Besides the iconic presence Sam the Record Man had on Yonge Street, it was a long-standing advertiser in Toronto’s newspapers. Starting in the 1940s as Sniderman’s Music Hall, the record retailer lured in music lovers with sales on the latest releases and back-catalogue items.
Many of the early ads we found highlighted Sam’s selection of British and foreign-language albums, capturing a city starting its transformation from a staunchly loyal outpost of the British Empire to today’s multicultural landscape. Parlophone Records would aid Sam’s sales from the 1960s onwards…or their major mop-topped act (who was released on an associated EMI label in North America) would.

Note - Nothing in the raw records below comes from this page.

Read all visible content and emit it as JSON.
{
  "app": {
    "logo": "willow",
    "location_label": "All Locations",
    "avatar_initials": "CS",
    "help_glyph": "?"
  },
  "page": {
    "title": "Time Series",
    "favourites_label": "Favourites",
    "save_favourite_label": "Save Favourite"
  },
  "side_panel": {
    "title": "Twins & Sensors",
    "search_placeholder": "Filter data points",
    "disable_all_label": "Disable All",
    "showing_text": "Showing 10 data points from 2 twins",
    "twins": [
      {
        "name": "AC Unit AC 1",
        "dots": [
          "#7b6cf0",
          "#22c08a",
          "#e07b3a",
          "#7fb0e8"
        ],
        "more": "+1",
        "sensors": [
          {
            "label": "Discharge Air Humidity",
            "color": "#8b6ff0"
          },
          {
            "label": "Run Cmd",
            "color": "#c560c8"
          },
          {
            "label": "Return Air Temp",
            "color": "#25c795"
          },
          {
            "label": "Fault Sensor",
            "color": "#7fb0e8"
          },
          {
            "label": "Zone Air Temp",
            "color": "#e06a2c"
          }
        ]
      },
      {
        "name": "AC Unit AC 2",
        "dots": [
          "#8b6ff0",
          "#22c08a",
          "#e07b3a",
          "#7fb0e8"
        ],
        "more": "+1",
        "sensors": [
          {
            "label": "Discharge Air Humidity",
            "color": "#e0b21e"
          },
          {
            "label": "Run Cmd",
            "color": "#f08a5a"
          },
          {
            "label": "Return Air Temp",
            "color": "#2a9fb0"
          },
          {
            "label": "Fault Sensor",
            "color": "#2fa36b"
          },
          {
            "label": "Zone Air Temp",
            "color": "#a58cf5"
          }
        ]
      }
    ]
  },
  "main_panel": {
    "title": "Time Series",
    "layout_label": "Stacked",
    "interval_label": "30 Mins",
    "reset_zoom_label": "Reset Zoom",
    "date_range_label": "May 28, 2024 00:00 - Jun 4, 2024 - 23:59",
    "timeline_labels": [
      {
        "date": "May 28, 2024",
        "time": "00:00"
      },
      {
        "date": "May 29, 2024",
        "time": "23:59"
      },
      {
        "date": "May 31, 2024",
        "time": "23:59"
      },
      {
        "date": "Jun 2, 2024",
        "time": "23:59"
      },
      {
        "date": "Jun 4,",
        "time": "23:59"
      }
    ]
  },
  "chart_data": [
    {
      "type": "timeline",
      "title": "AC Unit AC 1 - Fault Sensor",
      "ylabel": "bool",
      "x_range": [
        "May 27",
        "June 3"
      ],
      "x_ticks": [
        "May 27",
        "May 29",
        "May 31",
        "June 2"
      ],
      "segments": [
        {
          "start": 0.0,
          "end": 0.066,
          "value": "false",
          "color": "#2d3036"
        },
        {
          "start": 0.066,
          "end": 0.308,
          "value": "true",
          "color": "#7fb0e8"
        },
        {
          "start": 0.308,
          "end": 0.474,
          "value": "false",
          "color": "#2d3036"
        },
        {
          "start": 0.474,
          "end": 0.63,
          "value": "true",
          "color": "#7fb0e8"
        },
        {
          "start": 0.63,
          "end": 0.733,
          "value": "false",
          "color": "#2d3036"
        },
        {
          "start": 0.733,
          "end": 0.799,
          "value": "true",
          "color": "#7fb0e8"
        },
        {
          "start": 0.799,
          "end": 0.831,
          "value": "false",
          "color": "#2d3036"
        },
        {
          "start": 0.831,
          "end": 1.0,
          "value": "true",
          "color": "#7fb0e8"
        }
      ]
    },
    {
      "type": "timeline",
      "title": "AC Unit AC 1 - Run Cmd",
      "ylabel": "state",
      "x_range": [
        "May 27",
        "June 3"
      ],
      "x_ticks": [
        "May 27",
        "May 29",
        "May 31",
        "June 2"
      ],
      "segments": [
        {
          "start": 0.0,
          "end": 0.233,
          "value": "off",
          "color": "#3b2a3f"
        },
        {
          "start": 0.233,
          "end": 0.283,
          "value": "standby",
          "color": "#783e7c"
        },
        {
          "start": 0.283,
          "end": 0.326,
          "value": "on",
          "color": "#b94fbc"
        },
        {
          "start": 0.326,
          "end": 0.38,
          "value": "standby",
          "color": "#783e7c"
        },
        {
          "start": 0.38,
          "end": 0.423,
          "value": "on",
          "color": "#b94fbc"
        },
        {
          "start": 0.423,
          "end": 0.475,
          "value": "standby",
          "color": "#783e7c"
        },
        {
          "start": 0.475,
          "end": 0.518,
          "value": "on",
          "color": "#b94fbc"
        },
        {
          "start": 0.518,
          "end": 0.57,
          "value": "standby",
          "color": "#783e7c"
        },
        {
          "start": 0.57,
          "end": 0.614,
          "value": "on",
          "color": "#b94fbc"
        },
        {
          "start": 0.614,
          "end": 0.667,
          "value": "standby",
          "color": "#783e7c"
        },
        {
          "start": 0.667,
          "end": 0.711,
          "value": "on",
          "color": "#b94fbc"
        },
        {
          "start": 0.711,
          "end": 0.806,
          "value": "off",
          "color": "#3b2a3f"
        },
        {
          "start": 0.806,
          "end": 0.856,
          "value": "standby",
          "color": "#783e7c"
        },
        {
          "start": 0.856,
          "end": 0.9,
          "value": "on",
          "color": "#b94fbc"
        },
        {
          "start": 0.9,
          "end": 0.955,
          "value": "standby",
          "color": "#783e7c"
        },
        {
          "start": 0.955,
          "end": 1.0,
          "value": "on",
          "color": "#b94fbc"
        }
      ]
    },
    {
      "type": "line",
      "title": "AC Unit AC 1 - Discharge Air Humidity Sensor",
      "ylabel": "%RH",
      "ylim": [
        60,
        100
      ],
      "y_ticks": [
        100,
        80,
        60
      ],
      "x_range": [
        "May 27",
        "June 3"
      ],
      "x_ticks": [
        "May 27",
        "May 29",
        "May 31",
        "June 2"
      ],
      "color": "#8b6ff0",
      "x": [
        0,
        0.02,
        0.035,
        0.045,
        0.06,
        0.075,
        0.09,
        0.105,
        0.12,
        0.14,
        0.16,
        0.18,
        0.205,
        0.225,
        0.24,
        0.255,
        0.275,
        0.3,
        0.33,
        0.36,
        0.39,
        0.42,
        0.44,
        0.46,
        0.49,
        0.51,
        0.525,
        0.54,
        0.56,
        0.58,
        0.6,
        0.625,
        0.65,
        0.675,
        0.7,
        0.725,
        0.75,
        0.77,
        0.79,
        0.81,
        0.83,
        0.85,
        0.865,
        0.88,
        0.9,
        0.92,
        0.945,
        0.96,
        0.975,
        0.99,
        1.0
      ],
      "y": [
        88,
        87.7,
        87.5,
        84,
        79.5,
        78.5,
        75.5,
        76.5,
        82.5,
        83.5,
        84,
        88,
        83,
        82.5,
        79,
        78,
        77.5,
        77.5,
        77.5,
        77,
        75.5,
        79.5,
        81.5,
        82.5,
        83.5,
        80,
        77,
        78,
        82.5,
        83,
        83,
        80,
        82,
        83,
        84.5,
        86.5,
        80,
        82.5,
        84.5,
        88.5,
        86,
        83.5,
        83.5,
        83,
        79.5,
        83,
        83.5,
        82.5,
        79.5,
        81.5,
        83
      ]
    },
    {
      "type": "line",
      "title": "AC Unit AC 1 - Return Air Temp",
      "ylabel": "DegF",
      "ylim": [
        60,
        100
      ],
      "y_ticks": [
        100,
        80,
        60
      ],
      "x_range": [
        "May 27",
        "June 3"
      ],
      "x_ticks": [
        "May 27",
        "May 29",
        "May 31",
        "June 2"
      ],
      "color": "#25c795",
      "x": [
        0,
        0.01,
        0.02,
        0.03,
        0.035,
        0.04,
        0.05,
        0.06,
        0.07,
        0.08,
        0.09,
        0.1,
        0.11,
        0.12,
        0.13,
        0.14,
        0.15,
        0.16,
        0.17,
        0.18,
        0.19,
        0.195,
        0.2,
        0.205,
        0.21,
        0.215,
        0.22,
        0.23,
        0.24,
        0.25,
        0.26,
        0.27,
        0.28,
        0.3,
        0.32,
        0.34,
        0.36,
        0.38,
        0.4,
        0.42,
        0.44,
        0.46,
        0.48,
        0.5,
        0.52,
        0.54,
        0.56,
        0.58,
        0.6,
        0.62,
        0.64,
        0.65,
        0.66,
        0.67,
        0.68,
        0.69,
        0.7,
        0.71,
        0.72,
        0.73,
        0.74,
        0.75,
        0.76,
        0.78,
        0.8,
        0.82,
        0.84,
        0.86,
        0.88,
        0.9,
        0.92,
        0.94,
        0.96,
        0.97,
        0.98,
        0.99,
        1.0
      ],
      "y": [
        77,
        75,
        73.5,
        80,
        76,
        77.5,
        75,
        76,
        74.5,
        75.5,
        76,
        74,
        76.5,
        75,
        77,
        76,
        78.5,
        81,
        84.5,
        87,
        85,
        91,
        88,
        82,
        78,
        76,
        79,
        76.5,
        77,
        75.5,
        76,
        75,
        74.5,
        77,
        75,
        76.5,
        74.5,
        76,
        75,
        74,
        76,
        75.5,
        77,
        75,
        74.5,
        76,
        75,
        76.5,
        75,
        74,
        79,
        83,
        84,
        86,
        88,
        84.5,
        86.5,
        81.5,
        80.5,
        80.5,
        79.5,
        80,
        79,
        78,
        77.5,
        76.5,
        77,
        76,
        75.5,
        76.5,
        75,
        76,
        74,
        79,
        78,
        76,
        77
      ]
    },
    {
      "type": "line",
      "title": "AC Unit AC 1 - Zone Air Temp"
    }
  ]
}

Two major changes occurred to the store’s ads during the fall of 1957. The “Sam the Record Man” name appears to have been adopted at this time, though die-hard customers had been using it for a while. Also taking shape was the ad format Sam’s used for the next half-century, filled with pictures of the week’s major sale items.
There was only so much space to show the records, so lists of other specials were included. The store also touted its easy access from the College streetcar.
Before Sam’s occupied its best-known location at 347 Yonge Street in 1961, the building housed a furniture store. While Sam’s operated out of a temporary location further south at 219 Yonge, A.R. Collis held a “selling out sale.” Fifty years would pass before the site witnessed another store closing blowout.